Кристина наблюдала, как я проводил Томберга на лестничную площадку, где еще раз объяснил, как инсталлировать, чтобы «Ворд» не потерялся, а когда вернулся, произнесла мягким голосом:

– А вы его любите, Владимир Юрьевич.

– Ну, просто соседи.

– Любите, – повторила она. – Очень милый старик. Интеллигентный, деликатный.

– Да уж, – согласился я. – Чуть глаза не вывихнул, стараясь не смотреть на ваши голые сиськи.

Она удивилась:

– А вы что-то имеете против моих сисек? Тогда я накину что-нибудь!

– Нет-нет, – сказал я поспешно. – Я к ним совершенно равнодушен. Ну просто совершенно.

Она вскинула брови.

– Что, такие… незаметные?

– Совсем напротив, – возразил я. – Но ко мне не раз в пещеру залетали всякие видения. Помню, когда я был святым Антонием… да и раньше бывало…

– Святому Антонию насылали, – поправила она. – Сатана присылал. А я вот пришла сама!

Я улыбнулся пошире.

– Знаю, к самым важным персонам Сатана являлся лично.

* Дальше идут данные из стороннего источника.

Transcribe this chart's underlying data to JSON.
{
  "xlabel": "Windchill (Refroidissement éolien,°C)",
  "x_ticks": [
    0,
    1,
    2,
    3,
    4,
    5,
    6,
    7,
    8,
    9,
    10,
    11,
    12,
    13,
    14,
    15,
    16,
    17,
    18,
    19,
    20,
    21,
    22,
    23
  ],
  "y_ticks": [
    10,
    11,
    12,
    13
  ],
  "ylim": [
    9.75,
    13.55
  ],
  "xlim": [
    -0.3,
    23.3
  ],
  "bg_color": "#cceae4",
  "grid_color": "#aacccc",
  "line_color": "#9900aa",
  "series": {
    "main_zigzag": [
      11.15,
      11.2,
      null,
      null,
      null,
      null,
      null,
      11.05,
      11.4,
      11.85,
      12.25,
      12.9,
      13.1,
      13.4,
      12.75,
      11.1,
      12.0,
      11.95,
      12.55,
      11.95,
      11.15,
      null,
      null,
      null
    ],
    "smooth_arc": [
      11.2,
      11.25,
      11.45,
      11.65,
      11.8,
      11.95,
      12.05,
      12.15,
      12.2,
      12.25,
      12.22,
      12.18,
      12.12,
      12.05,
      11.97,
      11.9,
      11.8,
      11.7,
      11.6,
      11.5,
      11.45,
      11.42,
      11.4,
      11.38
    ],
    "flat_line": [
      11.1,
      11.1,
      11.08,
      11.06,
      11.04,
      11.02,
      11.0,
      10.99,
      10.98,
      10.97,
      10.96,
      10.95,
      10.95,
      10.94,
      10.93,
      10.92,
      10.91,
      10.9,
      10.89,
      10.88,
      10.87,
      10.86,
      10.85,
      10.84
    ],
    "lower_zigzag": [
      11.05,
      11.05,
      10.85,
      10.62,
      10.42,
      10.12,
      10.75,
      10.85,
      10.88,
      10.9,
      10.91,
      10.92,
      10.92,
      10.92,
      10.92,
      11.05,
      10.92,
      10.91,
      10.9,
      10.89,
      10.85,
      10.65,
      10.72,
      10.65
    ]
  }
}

Она расхохоталась, рот у нее показался мне красным и горячим, как вход в адскую печь.

– О, вы собираетесь сопротивляться?.. И надеетесь устоять?

Она смотрела победно, холеная, роскошная, с нежным и мягким телом, созданным для грубого хватания мужскими руками и одновременно упругим, сочным, почти спортивным и от этого еще больше сексуальным. Я смерил ее эротичную фигуру как можно более холодным взглядом. Как бы идиоты ни доказывали, что голая женщина вызывает меньше полового интереса, чем одетая или полуодетая, но все это фигня. Раздетая уже своим видом говорит, что стоит только протянуть руку… а мне так и вовсе сделать повелительное движение пальцем.

Ни фига, сказал я себе угрюмо. Это будет ее победа, а не моя. Раз норовит меня трахнуть, то по всем канонам надлежит сопротивляться. Да и вообще как-то подозрительно. Всякий знает, что бесплатный сыр в мышеловке достается только второй мышке.

Она правильно оценила мое угрюмое молчание, улыбнулась, произнесла загадочно и томно:

– Да, вы герой!

Я уловил некий намек, но смысла не понял и решил принять это как комплимент, пусть и не совсем ясный, но все же комплимент. По крайней мере, герой не за то, что сумел превозмочь соблазн общечеловека прыгнуть на эту зовущую плоть и торопливо трахать во все полости.